The magic of Time

It’s funny how sharing a silly cartoon can turn into a teachable moment.

My cohort-in-crime Wilfred recently posted this cartoon poking gentle fun at the theory of macroevolution to my Facebook page titled The God Conclusion, which is aptly named after my book.

The cartoon is silly because no one in their right mind would ever look at a snowman and think it could have come to exist due to random natural processes. Obviously, the snowman must be a human creation, the product of a primitive but nevertheless intelligent design.

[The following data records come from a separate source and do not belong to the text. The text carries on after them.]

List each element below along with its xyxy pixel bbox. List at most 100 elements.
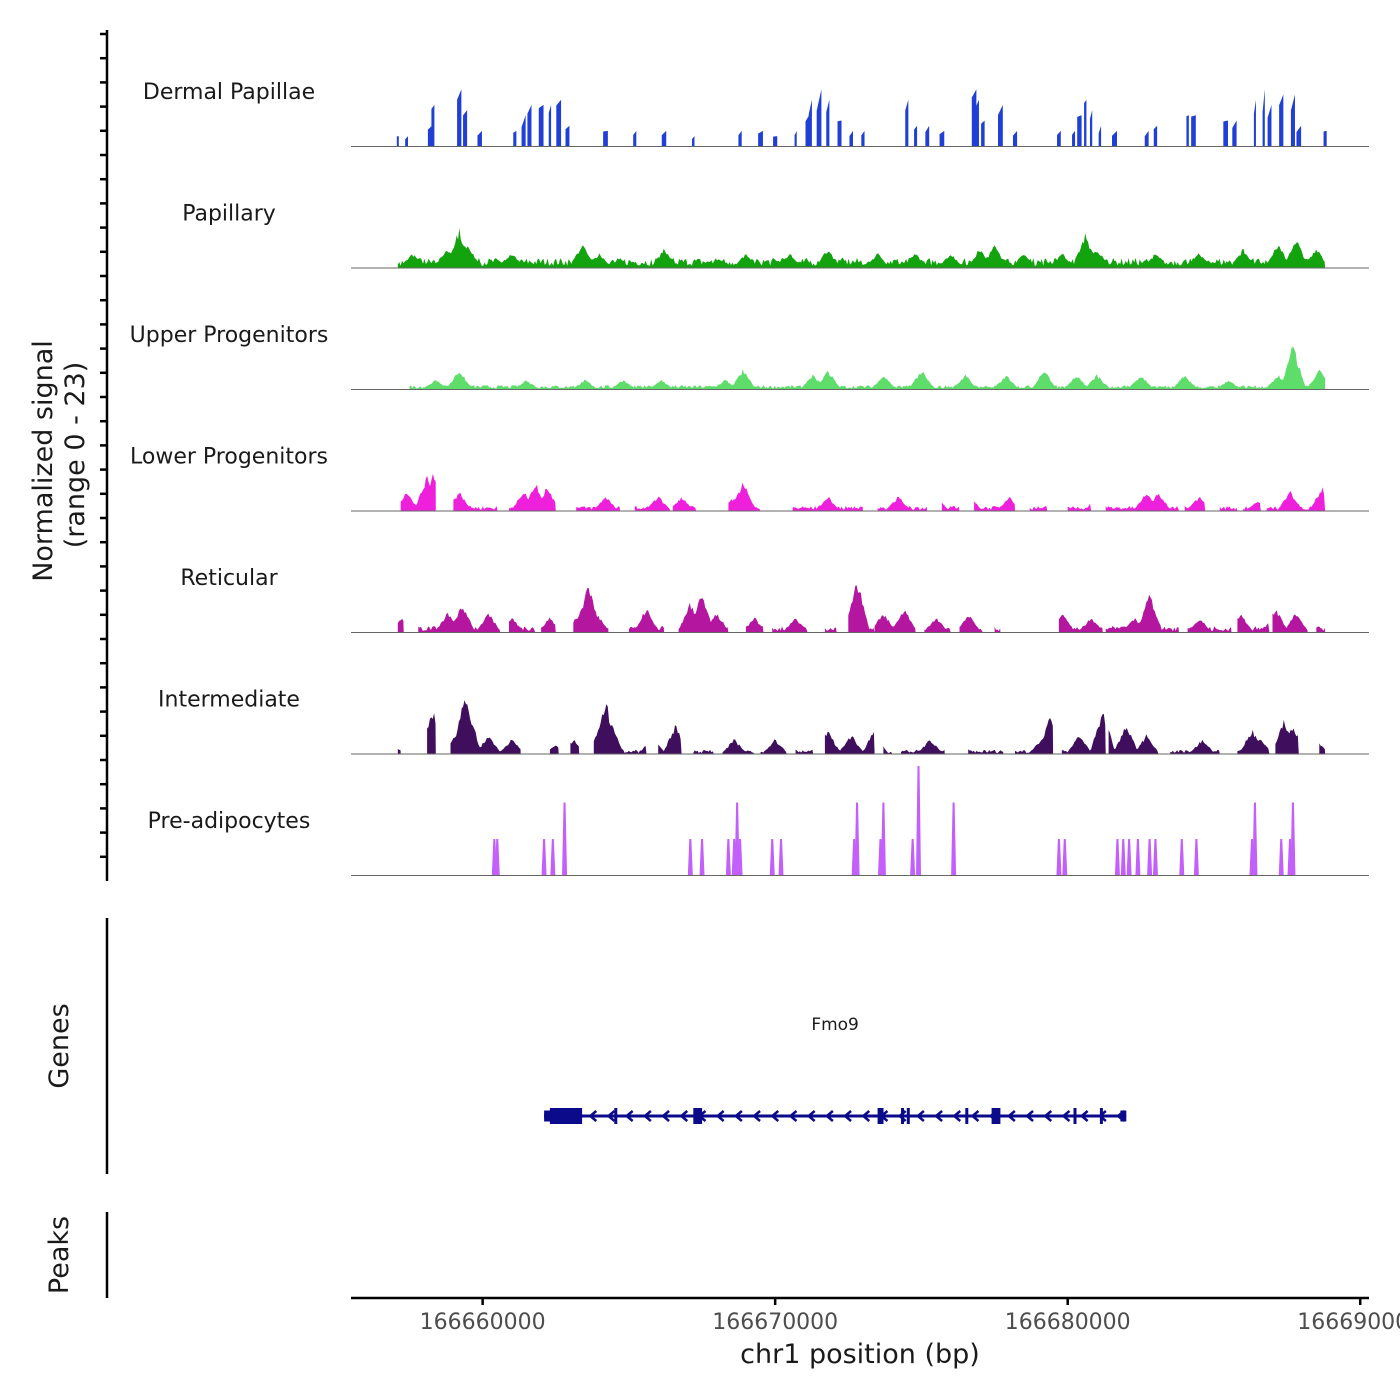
- coverage-tracks: Dermal Papillae Papillary Upper Progenitor…: [130, 80, 1369, 876]
- signal-peak: [837, 120, 842, 147]
- signal-peak: [687, 839, 693, 876]
- signal-peak: [1279, 94, 1284, 147]
- strand-arrow: [824, 1110, 834, 1122]
- track-reticular: Reticular: [180, 566, 1369, 633]
- signal-peak: [477, 130, 482, 147]
- signal-area: [1266, 487, 1326, 511]
- signal-peak: [1112, 130, 1117, 147]
- signal-area: [959, 616, 983, 633]
- peaks-panel-title: Peaks: [44, 1216, 75, 1294]
- signal-peak: [1252, 802, 1258, 876]
- signal-peak: [541, 839, 547, 876]
- track-dermal-papillae: Dermal Papillae: [143, 80, 1369, 147]
- signal-area: [941, 502, 960, 511]
- strand-arrow: [1061, 1110, 1071, 1122]
- strand-arrow: [1043, 1110, 1053, 1122]
- gene-exon: [991, 1108, 1001, 1124]
- signal-peak: [1089, 110, 1093, 147]
- signal-peak: [396, 136, 399, 147]
- signal-peak: [457, 89, 462, 147]
- track-lower-progenitors: Lower Progenitors: [130, 445, 1369, 512]
- signal-area: [824, 731, 875, 754]
- signal-peak: [494, 839, 500, 876]
- strand-arrow: [861, 1110, 871, 1122]
- track-label: Lower Progenitors: [130, 445, 328, 470]
- signal-peak: [805, 115, 810, 147]
- signal-area: [874, 610, 916, 633]
- signal-peak: [427, 125, 433, 147]
- x-tick-label: 166670000: [712, 1310, 838, 1335]
- signal-peak: [1072, 130, 1076, 147]
- signal-peak: [939, 130, 945, 147]
- signal-peak: [1126, 839, 1132, 876]
- signal-area: [400, 473, 436, 511]
- signal-peak: [737, 839, 743, 876]
- signal-peak: [725, 839, 731, 876]
- track-label: Upper Progenitors: [130, 323, 329, 348]
- signal-peak: [1323, 130, 1327, 147]
- signal-peak: [405, 136, 409, 147]
- signal-peak: [1262, 89, 1265, 147]
- signal-area: [593, 704, 647, 754]
- gene-exon: [693, 1108, 703, 1124]
- strand-arrow: [915, 1110, 925, 1122]
- signal-area: [848, 585, 875, 633]
- signal-peak: [1191, 115, 1196, 147]
- signal-area: [974, 497, 1015, 511]
- signal-area: [745, 617, 764, 633]
- strand-arrow: [1025, 1110, 1034, 1122]
- strand-arrow: [788, 1110, 798, 1122]
- strand-arrow: [770, 1110, 780, 1122]
- signal-area: [1105, 493, 1179, 511]
- strand-arrow: [843, 1110, 852, 1122]
- signal-peak: [1153, 125, 1158, 147]
- signal-area: [728, 482, 761, 511]
- signal-area: [453, 492, 498, 511]
- gene-exon: [1120, 1110, 1127, 1122]
- signal-peak: [463, 110, 468, 147]
- signal-peak: [738, 130, 742, 147]
- signal-peak: [556, 99, 562, 147]
- signal-area: [1105, 594, 1179, 633]
- signal-area: [1061, 713, 1106, 754]
- signal-peak: [773, 136, 778, 147]
- signal-peak: [758, 130, 763, 147]
- strand-arrow: [1006, 1110, 1016, 1122]
- signal-peak: [925, 125, 930, 147]
- signal-area: [1243, 502, 1261, 511]
- signal-area: [549, 745, 559, 754]
- signal-area: [1108, 727, 1159, 754]
- signal-peak: [1098, 125, 1102, 147]
- signal-area: [1067, 503, 1092, 511]
- signal-peak: [916, 766, 922, 876]
- signal-area: [795, 749, 814, 754]
- signal-area: [1058, 614, 1103, 633]
- signal-peak: [816, 89, 822, 147]
- signal-area: [877, 496, 928, 511]
- signal-peak: [794, 130, 797, 147]
- strand-arrow: [1097, 1110, 1107, 1122]
- signal-area: [576, 497, 621, 511]
- signal-peak: [692, 136, 695, 147]
- signal-area: [1237, 729, 1270, 754]
- signal-area: [1184, 497, 1206, 511]
- signal-peak: [1186, 115, 1189, 147]
- signal-peak: [981, 120, 985, 147]
- gene-exon: [1073, 1108, 1077, 1124]
- signal-area: [1272, 610, 1308, 633]
- signal-area: [573, 587, 609, 633]
- signal-area: [427, 713, 436, 754]
- signal-peak: [699, 839, 705, 876]
- signal-peak: [565, 125, 570, 147]
- signal-area: [824, 627, 837, 633]
- signal-area: [1015, 718, 1054, 754]
- signal-y-axis-ticks: [100, 32, 107, 859]
- signal-peak: [854, 802, 860, 876]
- signal-peak: [880, 802, 886, 876]
- y-axis-title-line2: (range 0 - 23): [60, 362, 91, 549]
- strand-arrow: [733, 1110, 743, 1122]
- strand-arrow: [715, 1110, 725, 1122]
- signal-area: [397, 228, 1326, 268]
- signal-area: [397, 749, 401, 754]
- signal-area: [693, 749, 714, 754]
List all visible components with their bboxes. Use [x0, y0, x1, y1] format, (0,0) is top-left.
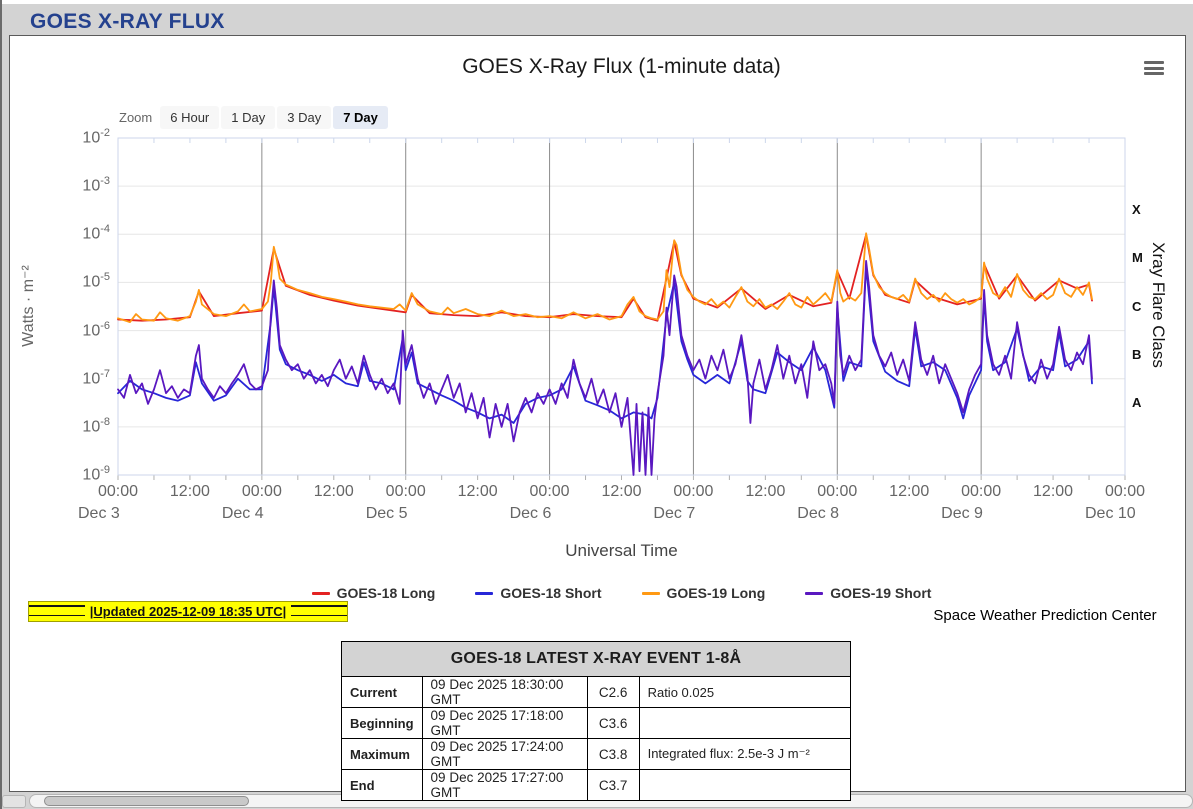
legend-item-goes-18-short[interactable]: GOES-18 Short: [475, 585, 602, 601]
table-row: End 09 Dec 2025 17:27:00 GMT C3.7: [341, 769, 852, 801]
chart-menu-hamburger-icon[interactable]: [1144, 61, 1164, 77]
table-row: Maximum 09 Dec 2025 17:24:00 GMT C3.8 In…: [341, 738, 852, 770]
y-tick-label: 10-5: [82, 271, 110, 291]
x-tick-time-label: 12:00: [169, 483, 210, 500]
latest-xray-event-table: GOES-18 LATEST X-RAY EVENT 1-8Å Current …: [341, 641, 852, 801]
page-title: GOES X-RAY FLUX: [30, 10, 225, 33]
legend-item-goes-18-long[interactable]: GOES-18 Long: [311, 585, 436, 601]
x-tick-date-label: Dec 5: [365, 505, 408, 522]
event-row-time: 09 Dec 2025 18:30:00 GMT: [421, 676, 588, 708]
flare-class-label: A: [1132, 394, 1142, 410]
flare-class-label: B: [1132, 346, 1142, 362]
x-tick-date-label: Dec 8: [797, 505, 840, 522]
series-goes-18-short: [117, 265, 1093, 424]
x-tick-date-label: Dec 6: [509, 505, 552, 522]
x-tick-date-label: Dec 7: [653, 505, 696, 522]
horizontal-scrollbar-thumb[interactable]: [44, 796, 249, 806]
y-tick-label: 10-3: [82, 175, 110, 195]
x-tick-time-label: 00:00: [529, 483, 570, 500]
zoom-button-1-day[interactable]: 1 Day: [221, 106, 276, 129]
x-tick-time-label: 12:00: [313, 483, 354, 500]
x-tick-date-label: Dec 4: [221, 505, 264, 522]
x-tick-date-label: Dec 3: [78, 505, 120, 522]
event-row-note: [638, 707, 852, 739]
x-tick-time-label: 12:00: [1033, 483, 1074, 500]
credit-text: Space Weather Prediction Center: [933, 607, 1157, 624]
event-row-class: C3.7: [586, 769, 640, 801]
zoom-range-selector: Zoom 6 Hour 1 Day 3 Day 7 Day: [119, 105, 390, 130]
legend-dash-icon: [805, 591, 824, 595]
event-row-note: Integrated flux: 2.5e-3 J m⁻²: [638, 738, 852, 770]
series-goes-19-long: [117, 232, 1093, 323]
flare-class-label: X: [1132, 202, 1141, 218]
scrollbar-corner: [2, 795, 26, 808]
flare-class-label: M: [1132, 250, 1143, 266]
legend-label: GOES-18 Long: [336, 585, 436, 601]
x-axis-title: Universal Time: [565, 541, 678, 560]
event-row-label: Beginning: [341, 707, 423, 739]
series-goes-19-short: [117, 260, 1093, 476]
x-tick-date-label: Dec 9: [941, 505, 983, 522]
event-row-note: [638, 769, 852, 801]
x-tick-time-label: 00:00: [97, 483, 139, 500]
x-tick-time-label: 00:00: [1104, 483, 1146, 500]
x-tick-time-label: 12:00: [889, 483, 930, 500]
event-row-class: C3.6: [586, 707, 640, 739]
event-row-class: C2.6: [586, 676, 640, 708]
event-row-note: Ratio 0.025: [638, 676, 852, 708]
zoom-label: Zoom: [119, 110, 153, 125]
x-tick-time-label: 00:00: [385, 483, 426, 500]
x-tick-time-label: 12:00: [745, 483, 786, 500]
window-left-border: [0, 0, 2, 809]
event-row-time: 09 Dec 2025 17:27:00 GMT: [421, 769, 588, 801]
top-strip: [0, 0, 1193, 4]
x-tick-date-label: Dec 10: [1085, 505, 1136, 522]
table-row: Current 09 Dec 2025 18:30:00 GMT C2.6 Ra…: [341, 676, 852, 708]
event-row-time: 09 Dec 2025 17:18:00 GMT: [421, 707, 588, 739]
legend-label: GOES-19 Short: [830, 585, 932, 601]
table-row: Beginning 09 Dec 2025 17:18:00 GMT C3.6: [341, 707, 852, 739]
legend-label: GOES-18 Short: [500, 585, 602, 601]
updated-timestamp-text: |Updated 2025-12-09 18:35 UTC|: [84, 604, 292, 619]
y-tick-label: 10-2: [82, 127, 110, 147]
legend-label: GOES-19 Long: [666, 585, 766, 601]
legend-item-goes-19-long[interactable]: GOES-19 Long: [641, 585, 766, 601]
y-tick-label: 10-6: [82, 319, 110, 339]
event-row-time: 09 Dec 2025 17:24:00 GMT: [421, 738, 588, 770]
flare-class-label: C: [1132, 298, 1142, 314]
zoom-button-3-day[interactable]: 3 Day: [277, 106, 332, 129]
x-tick-time-label: 00:00: [817, 483, 858, 500]
legend-dash-icon: [641, 591, 660, 595]
y-tick-label: 10-7: [82, 367, 110, 388]
x-tick-time-label: 00:00: [673, 483, 714, 500]
x-tick-time-label: 00:00: [241, 483, 282, 500]
x-tick-time-label: 12:00: [601, 483, 642, 500]
updated-timestamp-badge: |Updated 2025-12-09 18:35 UTC|: [28, 601, 348, 622]
legend-dash-icon: [475, 591, 494, 595]
event-row-label: End: [341, 769, 423, 801]
y-tick-label: 10-8: [82, 415, 110, 436]
event-row-label: Current: [341, 676, 423, 708]
event-row-label: Maximum: [341, 738, 423, 770]
event-row-class: C3.8: [586, 738, 640, 770]
x-tick-time-label: 12:00: [457, 483, 498, 500]
x-tick-time-label: 00:00: [961, 483, 1002, 500]
event-table-title: GOES-18 LATEST X-RAY EVENT 1-8Å: [341, 641, 851, 677]
chart-title: GOES X-Ray Flux (1-minute data): [462, 55, 781, 78]
page-header: GOES X-RAY FLUX: [2, 4, 1193, 34]
zoom-button-7-day[interactable]: 7 Day: [333, 106, 388, 129]
y-tick-label: 10-9: [82, 464, 110, 484]
plot-area-border: [117, 137, 1126, 476]
y-tick-label: 10-4: [82, 223, 110, 243]
zoom-button-6-hour[interactable]: 6 Hour: [160, 106, 220, 129]
legend-dash-icon: [311, 591, 330, 595]
series-goes-18-long: [117, 233, 1093, 322]
xray-flux-chart[interactable]: [0, 0, 1193, 580]
chart-legend: GOES-18 Long GOES-18 Short GOES-19 Long GOE…: [118, 585, 1125, 601]
legend-item-goes-19-short[interactable]: GOES-19 Short: [805, 585, 931, 601]
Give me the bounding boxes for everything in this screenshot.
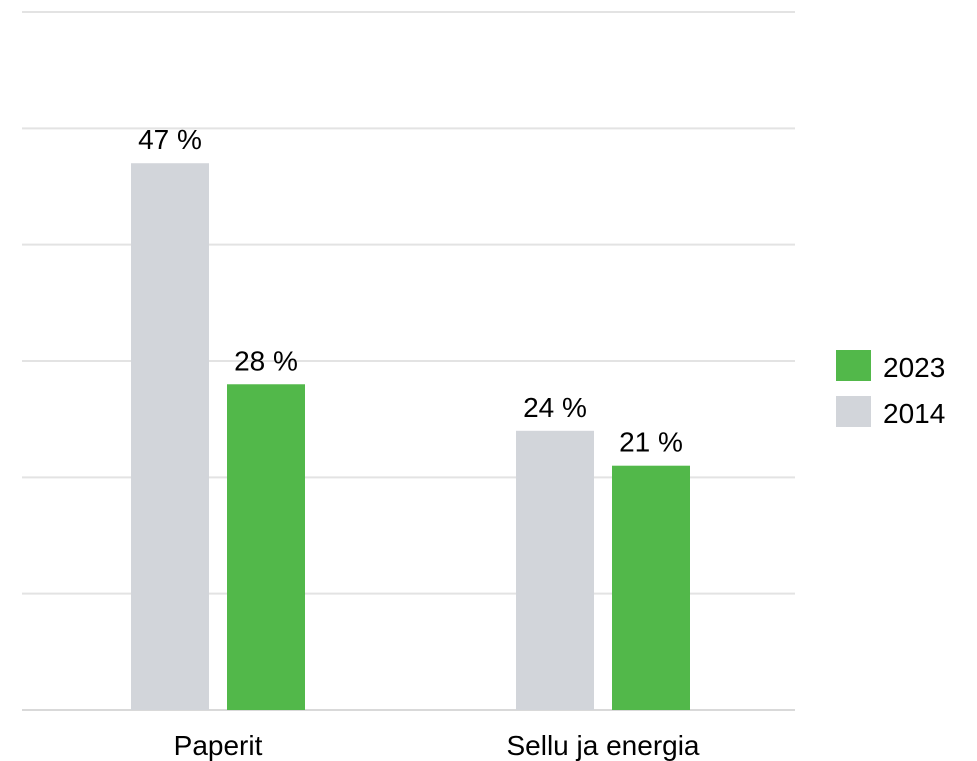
bars xyxy=(131,163,690,710)
x-axis-tick-labels: Paperit Sellu ja energia xyxy=(174,730,700,761)
data-label-sellu-ja-energia-2023: 21 % xyxy=(619,427,683,458)
x-tick-label-sellu-ja-energia: Sellu ja energia xyxy=(506,730,699,761)
data-label-paperit-2014: 47 % xyxy=(138,124,202,155)
bar-sellu-ja-energia-2014 xyxy=(516,430,594,710)
legend-swatch-2023 xyxy=(836,350,871,381)
legend-label-2023: 2023 xyxy=(883,352,945,383)
legend: 2023 2014 xyxy=(836,350,945,429)
bar-paperit-2014 xyxy=(131,163,209,710)
data-label-sellu-ja-energia-2014: 24 % xyxy=(523,392,587,423)
data-labels: 47 % 28 % 24 % 21 % xyxy=(138,124,683,457)
legend-label-2014: 2014 xyxy=(883,398,945,429)
x-tick-label-paperit: Paperit xyxy=(174,730,263,761)
data-label-paperit-2023: 28 % xyxy=(234,345,298,376)
bar-paperit-2023 xyxy=(227,384,305,710)
bar-sellu-ja-energia-2023 xyxy=(612,465,690,710)
legend-swatch-2014 xyxy=(836,396,871,427)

How can we know this? In part, due to entropy.

Before a snowman could ever form by purely natural processes, the ambient temperature would rise and the snow would melt. No matter how much snow accumulates and how much time elapses, before the snowman could ever acquire two wooden arms, a knit cap, a carrot for a nose, and various buttons to represent eyes, mouth, and vest due to purely random processes. But first and foremost, a snowman isn’t a living organism.

Snowmen don’t have DNA to analyze. Comparative anatomy doesn’t really work, either, when one of the items being compared doesn’t have an anatomy. There is no fossil record of a snowman. Nothing about a snowman would ever suggest it could exist due to random selection taking place over a very long period of time, even though a snowman is comprised of only one basic ingredient, which is snow. You can’t use any of the tools an ordinary evolutionary biologist would use to determine any relationships allegedly due to common descent because a snowman isn’t alive.

By comparison, an average human contains 3.2 billion bits of information inside every individual cell in their body, complex and sophisticated information that describes one unique individual out of billions of similar specimens. How ironic — that the individual with incredibly complex information coded into every cell in their body is allegedly the product of a blind, undirected process but credited with producing a primitive intelligent design based on their own “undesigned” bodies.

I’m quite fond of Dr. Frank Turek’s analogy of intelligent design by comparison, found in his famous example of finding the words “John loves Mary” written in wet beach sand.

The most belligerent critic must acknowledge those specific words had to be the product of a mind because of the specific message being conveyed. Blind or undirected natural forces can’t explain the specific message being spelled out. Even so, “John loves Mary” only contains fifteen characters including the spaces, which are important to help convey accurate meaning. By comparison, human DNA contains 3.2 billion pieces of specific information.

However, each character in the message has a specific meaning such that changing any of the characters distorts the entire message. For example, changing the “o” to an “I” in the second word to now convey “John lives Mary” and the entire message is garbled. Or, to become a more relevant example, “John loves Mary” could be changed to “John loves Lisa” because my name is John and my wife’s name is Lisa. The whole point is, if you see even those few letters specifically arranged, you’re going to reasonably conclude that an intelligent mind formed the message being sent.

Some like to argue that huge chunks of human DNA are “ancient repetitive elements” or junk DNA that no longer serves any useful purpose in the development of the modern organism, but that is a mostly unproved speculation resulting more from ignorance than evidence. The more we learn about DNA, the more sophisticated and complex it appears to be. Certain genetic sequences appear to exist within the genome only to turn on and off various stages of the development process. I highly recommend reading a book titled Genetic Entropy and the Mystery of the Genome by Cornell University professor and geneticist John Sanford, who claims that most DNA sequences must not only be poly-functional, they must also be poly-constrained. In other words, DNA has a message that cannot be improved.

There is no debate whether DNA can be compared to a computer’s machine language…clearly, it can. DNA is more than twice as complex as ordinary digital information because DNA allows for four possibilities in constrained combinations while machine language permits only zeroes and ones in any order. Digitized information, even books, have been encoded into DNA then successfully retrieved and decoded, so the concept has unequivocally been validated.

So, the question becomes, can the product of blind and stupid unplanned processes design and build a crude model of itself that’s even dumber than it is? If you believe in Darwin’s theory of universal common descent, the answer is yes.

Time has become your god. With enough Time, anything becomes possible.